To template or not is totally up to you :) Do you need some generic reusable code(could take some time to develop) or you need fast feature implementation and move further?
Two, why is the PoolObjectDeleter passed a shared_ptr<void>? It seems the pool_mem is to help with reference counting to determine if the pool is destroyed. Yet, I thought the enable_shared_from_this took care of the reference counting with the pool.lock().

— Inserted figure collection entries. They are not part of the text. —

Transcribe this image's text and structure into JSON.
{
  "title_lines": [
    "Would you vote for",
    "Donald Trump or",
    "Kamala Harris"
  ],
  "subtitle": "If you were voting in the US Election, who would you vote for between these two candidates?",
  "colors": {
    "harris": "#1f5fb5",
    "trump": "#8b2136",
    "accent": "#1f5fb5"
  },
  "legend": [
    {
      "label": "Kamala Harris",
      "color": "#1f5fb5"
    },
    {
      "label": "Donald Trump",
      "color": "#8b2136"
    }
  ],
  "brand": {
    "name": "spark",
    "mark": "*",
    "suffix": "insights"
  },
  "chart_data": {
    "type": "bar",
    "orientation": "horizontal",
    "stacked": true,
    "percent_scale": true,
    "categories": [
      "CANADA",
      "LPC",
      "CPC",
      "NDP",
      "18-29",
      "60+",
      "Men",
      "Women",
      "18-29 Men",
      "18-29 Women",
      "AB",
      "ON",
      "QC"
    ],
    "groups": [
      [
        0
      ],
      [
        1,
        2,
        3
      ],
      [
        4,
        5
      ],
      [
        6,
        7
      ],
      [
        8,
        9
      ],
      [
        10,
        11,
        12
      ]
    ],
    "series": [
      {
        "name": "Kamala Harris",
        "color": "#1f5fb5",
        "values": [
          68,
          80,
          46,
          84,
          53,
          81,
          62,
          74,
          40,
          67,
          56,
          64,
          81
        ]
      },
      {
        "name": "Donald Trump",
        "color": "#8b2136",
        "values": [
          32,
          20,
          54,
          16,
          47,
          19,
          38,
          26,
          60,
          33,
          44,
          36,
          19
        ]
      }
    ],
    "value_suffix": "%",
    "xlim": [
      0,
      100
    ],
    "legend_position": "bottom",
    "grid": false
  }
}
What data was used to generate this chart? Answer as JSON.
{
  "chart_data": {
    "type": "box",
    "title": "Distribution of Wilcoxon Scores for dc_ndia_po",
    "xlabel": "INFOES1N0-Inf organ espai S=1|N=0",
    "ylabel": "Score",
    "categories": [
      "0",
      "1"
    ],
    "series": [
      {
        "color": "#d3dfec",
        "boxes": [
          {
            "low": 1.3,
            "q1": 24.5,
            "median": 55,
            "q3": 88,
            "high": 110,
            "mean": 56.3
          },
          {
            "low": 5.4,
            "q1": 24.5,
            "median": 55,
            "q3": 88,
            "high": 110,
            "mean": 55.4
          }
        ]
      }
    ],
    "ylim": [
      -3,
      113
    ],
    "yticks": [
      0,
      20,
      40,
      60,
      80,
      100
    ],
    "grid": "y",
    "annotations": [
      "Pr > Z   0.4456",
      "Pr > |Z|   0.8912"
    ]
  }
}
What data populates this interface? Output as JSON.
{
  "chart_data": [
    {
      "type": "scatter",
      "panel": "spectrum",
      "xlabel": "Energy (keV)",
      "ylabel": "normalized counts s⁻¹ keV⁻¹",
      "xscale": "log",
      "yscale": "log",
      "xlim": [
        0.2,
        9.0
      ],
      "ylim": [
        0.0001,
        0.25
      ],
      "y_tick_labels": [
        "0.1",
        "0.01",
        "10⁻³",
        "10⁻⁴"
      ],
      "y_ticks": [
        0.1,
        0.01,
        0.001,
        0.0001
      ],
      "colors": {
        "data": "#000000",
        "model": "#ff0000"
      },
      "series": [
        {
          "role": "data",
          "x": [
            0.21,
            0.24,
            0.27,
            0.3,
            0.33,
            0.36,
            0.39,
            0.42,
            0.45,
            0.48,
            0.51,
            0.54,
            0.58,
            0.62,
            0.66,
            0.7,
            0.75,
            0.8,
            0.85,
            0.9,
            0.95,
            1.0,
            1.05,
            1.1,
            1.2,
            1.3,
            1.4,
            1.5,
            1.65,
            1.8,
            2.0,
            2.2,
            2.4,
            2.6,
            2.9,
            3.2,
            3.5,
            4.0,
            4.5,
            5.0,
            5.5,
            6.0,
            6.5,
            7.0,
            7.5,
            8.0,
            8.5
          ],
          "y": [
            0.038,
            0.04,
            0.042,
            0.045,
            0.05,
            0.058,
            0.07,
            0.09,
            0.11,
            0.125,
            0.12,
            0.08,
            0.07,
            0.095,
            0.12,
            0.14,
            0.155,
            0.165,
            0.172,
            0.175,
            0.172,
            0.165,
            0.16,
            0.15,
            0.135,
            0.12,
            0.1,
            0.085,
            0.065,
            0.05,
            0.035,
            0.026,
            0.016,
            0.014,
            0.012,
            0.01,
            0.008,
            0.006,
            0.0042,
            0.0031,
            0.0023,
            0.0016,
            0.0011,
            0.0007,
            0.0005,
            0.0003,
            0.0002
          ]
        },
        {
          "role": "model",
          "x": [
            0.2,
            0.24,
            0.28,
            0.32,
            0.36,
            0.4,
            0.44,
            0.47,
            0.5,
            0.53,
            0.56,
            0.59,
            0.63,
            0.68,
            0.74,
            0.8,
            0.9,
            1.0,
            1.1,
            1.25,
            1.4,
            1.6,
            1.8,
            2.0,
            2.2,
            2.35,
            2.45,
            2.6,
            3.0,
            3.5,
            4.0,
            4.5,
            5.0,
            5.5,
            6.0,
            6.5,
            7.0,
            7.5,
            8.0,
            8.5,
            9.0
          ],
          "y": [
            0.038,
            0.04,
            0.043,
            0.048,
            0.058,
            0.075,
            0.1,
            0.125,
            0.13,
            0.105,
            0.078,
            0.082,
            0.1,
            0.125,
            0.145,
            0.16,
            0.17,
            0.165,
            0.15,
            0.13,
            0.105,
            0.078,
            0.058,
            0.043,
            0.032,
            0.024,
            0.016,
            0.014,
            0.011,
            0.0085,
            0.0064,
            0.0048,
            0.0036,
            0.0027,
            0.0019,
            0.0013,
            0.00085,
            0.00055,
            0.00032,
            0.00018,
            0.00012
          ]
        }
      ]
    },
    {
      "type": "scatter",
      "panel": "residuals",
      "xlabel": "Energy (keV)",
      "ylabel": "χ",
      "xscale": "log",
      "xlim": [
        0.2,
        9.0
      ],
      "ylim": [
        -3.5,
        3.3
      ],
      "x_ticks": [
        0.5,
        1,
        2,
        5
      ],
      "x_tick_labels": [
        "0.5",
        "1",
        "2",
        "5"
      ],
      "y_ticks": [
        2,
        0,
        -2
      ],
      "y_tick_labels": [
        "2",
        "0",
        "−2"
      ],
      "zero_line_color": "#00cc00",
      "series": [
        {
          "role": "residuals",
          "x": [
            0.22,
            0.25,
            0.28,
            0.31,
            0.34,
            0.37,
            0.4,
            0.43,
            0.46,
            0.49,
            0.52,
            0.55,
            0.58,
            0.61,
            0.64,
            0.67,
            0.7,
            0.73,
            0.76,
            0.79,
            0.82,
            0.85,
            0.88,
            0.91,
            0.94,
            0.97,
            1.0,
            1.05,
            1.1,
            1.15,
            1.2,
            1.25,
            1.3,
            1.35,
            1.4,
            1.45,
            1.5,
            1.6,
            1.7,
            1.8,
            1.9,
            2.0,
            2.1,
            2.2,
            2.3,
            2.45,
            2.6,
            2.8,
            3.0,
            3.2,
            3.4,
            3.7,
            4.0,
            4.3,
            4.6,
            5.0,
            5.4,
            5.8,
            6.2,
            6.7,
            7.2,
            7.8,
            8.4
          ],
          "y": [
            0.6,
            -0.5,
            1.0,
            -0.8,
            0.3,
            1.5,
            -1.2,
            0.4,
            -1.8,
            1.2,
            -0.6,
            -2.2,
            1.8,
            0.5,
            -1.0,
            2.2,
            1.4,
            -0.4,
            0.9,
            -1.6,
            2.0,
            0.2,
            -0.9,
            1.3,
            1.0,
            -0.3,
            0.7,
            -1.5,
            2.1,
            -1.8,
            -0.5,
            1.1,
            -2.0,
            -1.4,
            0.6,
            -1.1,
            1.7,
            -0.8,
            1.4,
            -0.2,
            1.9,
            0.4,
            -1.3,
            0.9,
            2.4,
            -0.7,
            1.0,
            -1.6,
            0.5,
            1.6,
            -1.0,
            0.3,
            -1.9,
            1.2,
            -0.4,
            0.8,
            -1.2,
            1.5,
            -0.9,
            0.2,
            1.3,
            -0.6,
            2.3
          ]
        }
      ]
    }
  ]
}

In my sample pool_mem is malloc'ed objects data bodies memory, it would cause undefined behavior if accessed after "free". To avoid that shared_ptr is passed to PoolObjectDeleter. To determine if the pool is destroyed weak_ptr<Pool> is used. If I'm correct about your case I'd like to post some more code: typedef shared_ptr<asio::buffer> buffer_ptr; class PoolBufferDeleter { private: weak_ptr<Pool> pool; public: PoolBufferDeleter(const shared_ptr<Pool> &p) : pool(p) {} void operator()(asio::buffer *buf) { shared_ptr<Pool> shared_pool = this->pool.lock(); if(shared_pool) shared_pool->deallocate(buf); else { free(asio::buffer_cast<void*>(*buf)); delete buf; } } }; class Pool : enable_shared_from_this<Pool> { private: list<buffer_ptr> buffers; // free to use buffers public: buffer_ptr allocate(size_t sz) { // minimal size to use for(list<buffer_ptr>::iterator i = this->buffers.begin(); i!= this->buffers.end(); ++i) if(asio::buffer_size(*i) >= sz) { buffer_ptr ret_value = *i; this->buffers.erase(i); return ret_value; } // malloc is NOT checked!! return buffer_ptr(new asio::buffer(malloc(sz), sz), // T *t PoolBufferDeleter(shared_from_this())); // D d } void deallocate(asio::buffer *b) { this->buffers.push_front(buffer_ptr(b)); } }; Deleter holds a weak_ptr to pool, so it can determine pool state. It's alive - pass buffer to it, destroy otherwise.